Israeli Finance Minister Bezalel Smotrich held a meeting on Thursday with Defense Minister Yoav Gallant and the head of the Coordinator for Government Activities in the Territories (COGAT), in a bid to delineate their respective responsibilities.

Smotrich, who also holds the post of minister in the Defense Ministry, has been tasked by Prime Minister Benjamin Netanyahu with overseeing the Civil Administration, the ministry’s body responsible for approving construction and handling other bureaucratic matters in Area C of Judea and Samaria.

Smotrich was slated to meet later on Thursday with incoming Israel Defense Forces Chief of Staff Herzi Halevi.

On Wednesday, MK Yuli Edelstein, the chair of the Knesset’s Foreign Affairs and Defense Committee told U.S. Ambassador to Israel Tom Nides that building in Judea and Samaria would continue, despite Washington’s objections.

“I expressed to the ambassador my clear position regarding the need for construction in the areas of settlement in Judea and Samaria,” said Edelstein, a longtime resident of Gush Etzion. “The families there are developing and it’s impossible to put their lives on hold.
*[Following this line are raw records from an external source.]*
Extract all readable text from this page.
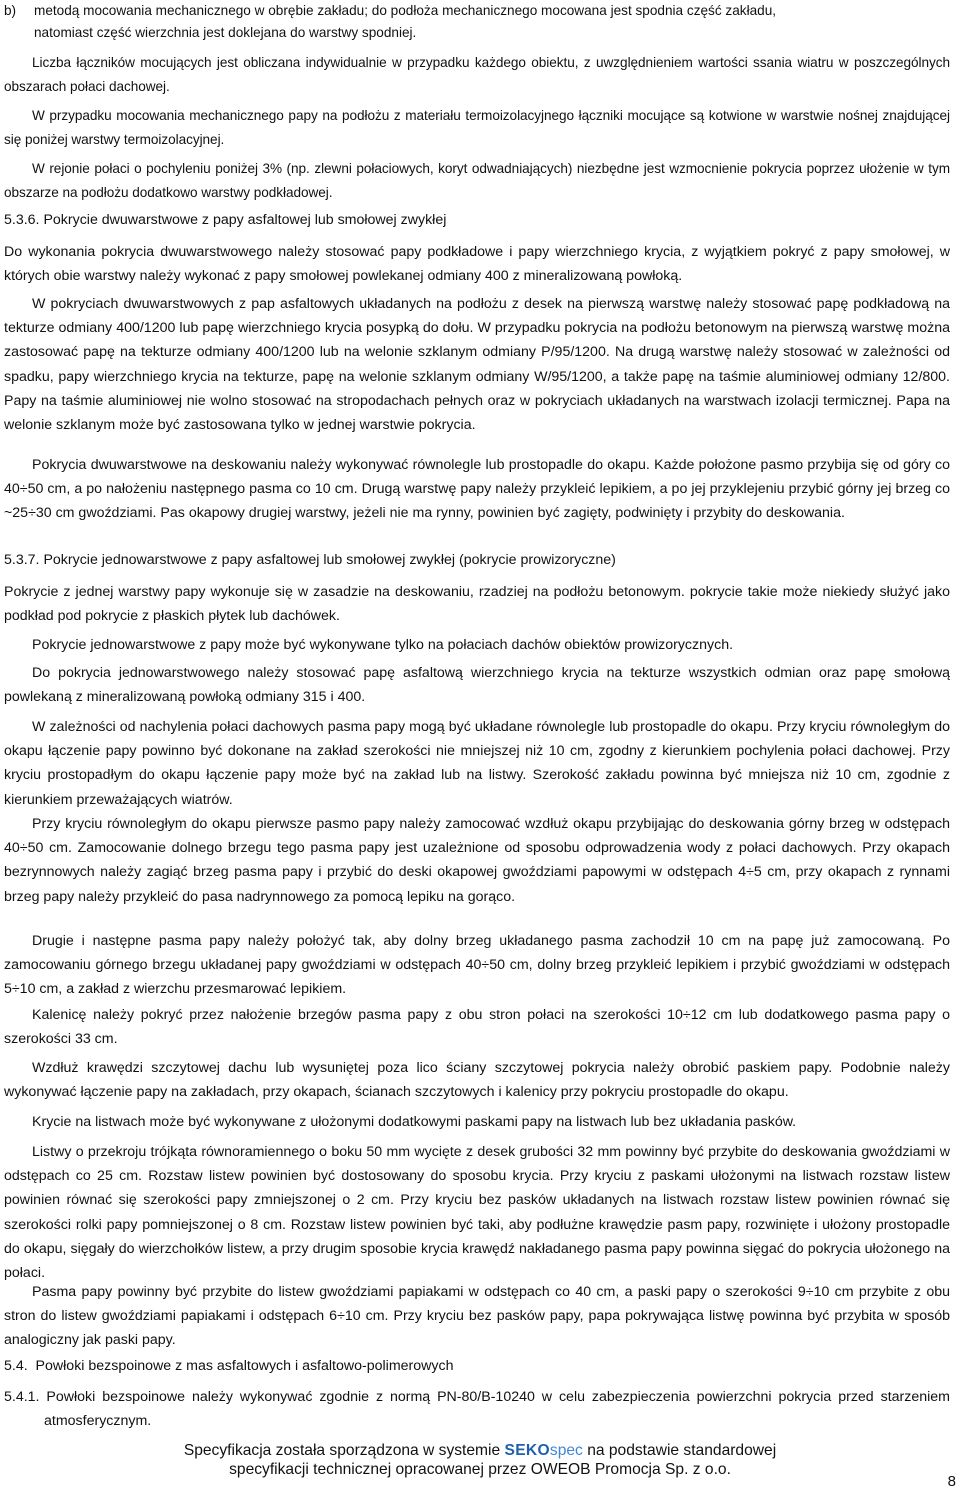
b) metodą mocowania mechanicznego w obrębie zakładu; do podłoża mechanicznego mocowana jest spodnia część zakładu,
natomiast część wierzchnia jest doklejana do warstwy spodniej.

Liczba łączników mocujących jest obliczana indywidualnie w przypadku każdego obiektu, z uwzględnieniem wartości ssania wiatru w poszczególnych obszarach połaci dachowej.

W przypadku mocowania mechanicznego papy na podłożu z materiału termoizolacyjnego łączniki mocujące są kotwione w warstwie nośnej znajdującej się poniżej warstwy termoizolacyjnej.

W rejonie połaci o pochyleniu poniżej 3% (np. zlewni połaciowych, koryt odwadniających) niezbędne jest wzmocnienie pokrycia poprzez ułożenie w tym obszarze na podłożu dodatkowo warstwy podkładowej.

5.3.6. Pokrycie dwuwarstwowe z papy asfaltowej lub smołowej zwykłej

Do wykonania pokrycia dwuwarstwowego należy stosować papy podkładowe i papy wierzchniego krycia, z wyjątkiem pokryć z papy smołowej, w których obie warstwy należy wykonać z papy smołowej powlekanej odmiany 400 z mineralizowaną powłoką.

W pokryciach dwuwarstwowych z pap asfaltowych układanych na podłożu z desek na pierwszą warstwę należy stosować papę podkładową na tekturze odmiany 400/1200 lub papę wierzchniego krycia posypką do dołu. W przypadku pokrycia na podłożu betonowym na pierwszą warstwę można zastosować papę na tekturze odmiany 400/1200 lub na welonie szklanym odmiany P/95/1200. Na drugą warstwę należy stosować w zależności od spadku, papy wierzchniego krycia na tekturze, papę na welonie szklanym odmiany W/95/1200, a także papę na taśmie aluminiowej odmiany 12/800. Papy na taśmie aluminiowej nie wolno stosować na stropodachach pełnych oraz w pokryciach układanych na warstwach izolacji termicznej. Papa na welonie szklanym może być zastosowana tylko w jednej warstwie pokrycia.

Pokrycia dwuwarstwowe na deskowaniu należy wykonywać równolegle lub prostopadle do okapu. Każde położone pasmo przybija się od góry co 40÷50 cm, a po nałożeniu następnego pasma co 10 cm. Drugą warstwę papy należy przykleić lepikiem, a po jej przyklejeniu przybić górny jej brzeg co ~25÷30 cm gwoździami. Pas okapowy drugiej warstwy, jeżeli nie ma rynny, powinien być zagięty, podwinięty i przybity do deskowania.

5.3.7. Pokrycie jednowarstwowe z papy asfaltowej lub smołowej zwykłej (pokrycie prowizoryczne)

Pokrycie z jednej warstwy papy wykonuje się w zasadzie na deskowaniu, rzadziej na podłożu betonowym. pokrycie takie może niekiedy służyć jako podkład pod pokrycie z płaskich płytek lub dachówek.

Pokrycie jednowarstwowe z papy może być wykonywane tylko na połaciach dachów obiektów prowizorycznych.

Do pokrycia jednowarstwowego należy stosować papę asfaltową wierzchniego krycia na tekturze wszystkich odmian oraz papę smołową powlekaną z mineralizowaną powłoką odmiany 315 i 400.

W zależności od nachylenia połaci dachowych pasma papy mogą być układane równolegle lub prostopadle do okapu. Przy kryciu równoległym do okapu łączenie papy powinno być dokonane na zakład szerokości nie mniejszej niż 10 cm, zgodny z kierunkiem pochylenia połaci dachowej. Przy kryciu prostopadłym do okapu łączenie papy może być na zakład lub na listwy. Szerokość zakładu powinna być mniejsza niż 10 cm, zgodnie z kierunkiem przeważających wiatrów.

Przy kryciu równoległym do okapu pierwsze pasmo papy należy zamocować wzdłuż okapu przybijając do deskowania górny brzeg w odstępach 40÷50 cm. Zamocowanie dolnego brzegu tego pasma papy jest uzależnione od sposobu odprowadzenia wody z połaci dachowych. Przy okapach bezrynnowych należy zagiąć brzeg pasma papy i przybić do deski okapowej gwoździami papowymi w odstępach 4÷5 cm, przy okapach z rynnami brzeg papy należy przykleić do pasa nadrynnowego za pomocą lepiku na gorąco.

Drugie i następne pasma papy należy położyć tak, aby dolny brzeg układanego pasma zachodził 10 cm na papę już zamocowaną. Po zamocowaniu górnego brzegu układanej papy gwoździami w odstępach 40÷50 cm, dolny brzeg przykleić lepikiem i przybić gwoździami w odstępach 5÷10 cm, a zakład z wierzchu przesmarować lepikiem.

Kalenicę należy pokryć przez nałożenie brzegów pasma papy z obu stron połaci na szerokości 10÷12 cm lub dodatkowego pasma papy o szerokości 33 cm.

Wzdłuż krawędzi szczytowej dachu lub wysuniętej poza lico ściany szczytowej pokrycia należy obrobić paskiem papy. Podobnie należy wykonywać łączenie papy na zakładach, przy okapach, ścianach szczytowych i kalenicy przy pokryciu prostopadle do okapu.

Krycie na listwach może być wykonywane z ułożonymi dodatkowymi paskami papy na listwach lub bez układania pasków.

Listwy o przekroju trójkąta równoramiennego o boku 50 mm wycięte z desek grubości 32 mm powinny być przybite do deskowania gwoździami w odstępach co 25 cm. Rozstaw listew powinien być dostosowany do sposobu krycia. Przy kryciu z paskami ułożonymi na listwach rozstaw listew powinien równać się szerokości papy zmniejszonej o 2 cm. Przy kryciu bez pasków układanych na listwach rozstaw listew powinien równać się szerokości rolki papy pomniejszonej o 8 cm. Rozstaw listew powinien być taki, aby podłużne krawędzie pasm papy, rozwinięte i ułożony prostopadle do okapu, sięgały do wierzchołków listew, a przy drugim sposobie krycia krawędź nakładanego pasma papy powinna sięgać do pokrycia ułożonego na połaci.

Pasma papy powinny być przybite do listew gwoździami papiakami w odstępach co 40 cm, a paski papy o szerokości 9÷10 cm przybite z obu stron do listew gwoździami papiakami i odstępach 6÷10 cm. Przy kryciu bez pasków papy, papa pokrywająca listwę powinna być przybita w sposób analogiczny jak paski papy.

5.4.  Powłoki bezspoinowe z mas asfaltowych i asfaltowo-polimerowych

5.4.1. Powłoki bezspoinowe należy wykonywać zgodnie z normą PN-80/B-10240 w celu zabezpieczenia powierzchni pokrycia przed starzeniem atmosferycznym.

Specyfikacja została sporządzona w systemie SEKOspec na podstawie standardowej
specyfikacji technicznej opracowanej przez OWEOB Promocja Sp. z o.o.
8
Construction should continue,” he said, following an introductory meeting with Nides.

On Tuesday, Nides told the Kan public broadcaster that Netanyahu understands Washington’s position of maintaining the possibility of a two-state solution, in addition to its opposition to “legalizing outposts and massive settlement expansion.”

Also on Tuesday, a bill seeking to reapply Israeli criminal and various civil laws to communities located in Area C of Judea and Samaria passed its first reading in the Knesset.
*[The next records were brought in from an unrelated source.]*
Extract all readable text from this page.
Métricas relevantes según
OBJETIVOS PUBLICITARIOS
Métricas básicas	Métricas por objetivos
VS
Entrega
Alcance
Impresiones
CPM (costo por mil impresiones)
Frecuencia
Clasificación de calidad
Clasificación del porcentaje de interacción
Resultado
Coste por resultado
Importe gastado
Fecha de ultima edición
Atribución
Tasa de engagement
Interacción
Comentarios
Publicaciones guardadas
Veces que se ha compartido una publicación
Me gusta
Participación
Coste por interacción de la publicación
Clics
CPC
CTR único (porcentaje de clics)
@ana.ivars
The legislation seeks to renew a set of “emergency” regulations enacted in the aftermath of the 1967 Six-Day War, meant to be reapproved every five years but which were last approved in 2017.
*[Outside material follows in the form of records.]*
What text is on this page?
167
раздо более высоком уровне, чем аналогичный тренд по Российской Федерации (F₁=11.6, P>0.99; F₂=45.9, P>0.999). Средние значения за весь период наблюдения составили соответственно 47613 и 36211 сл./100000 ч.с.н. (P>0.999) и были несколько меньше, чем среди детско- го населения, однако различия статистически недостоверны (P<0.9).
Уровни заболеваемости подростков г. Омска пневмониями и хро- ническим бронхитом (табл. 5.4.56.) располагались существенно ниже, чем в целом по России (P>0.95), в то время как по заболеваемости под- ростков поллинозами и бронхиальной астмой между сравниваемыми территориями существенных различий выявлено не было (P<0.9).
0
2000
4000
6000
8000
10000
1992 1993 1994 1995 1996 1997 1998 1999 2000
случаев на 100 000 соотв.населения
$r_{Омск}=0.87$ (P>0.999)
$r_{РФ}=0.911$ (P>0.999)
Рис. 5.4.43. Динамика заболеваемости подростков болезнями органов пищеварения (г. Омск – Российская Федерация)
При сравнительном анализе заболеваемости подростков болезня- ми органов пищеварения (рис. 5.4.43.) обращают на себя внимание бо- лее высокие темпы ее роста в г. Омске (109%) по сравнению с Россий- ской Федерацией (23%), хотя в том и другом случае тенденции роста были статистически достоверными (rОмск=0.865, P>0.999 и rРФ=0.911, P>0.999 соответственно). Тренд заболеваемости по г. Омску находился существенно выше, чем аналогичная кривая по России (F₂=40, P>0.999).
The Law to Extend the Emergency Regulations (Judea and Samaria—Jurisdiction and Legal Aid 5727-1967) effectively applies Israeli jurisdiction to citizens living in Judea and Samaria, including as it relates to obligations such as paying taxes and fulfilling mandatory military service as well as the extension of rights such as national and state health insurance.

Ahead of its swearing-in last month, Israel’s government published a list of policy guidelines that includes a vow to promote settlement throughout the country.

“The Jewish people has an exclusive and inalienable right to all parts of the Land of Israel. The government will promote and develop the settlement of all parts of the Land of Israel—in the Galilee, the Negev, the Golan Heights and Judea and Samaria,” the document states.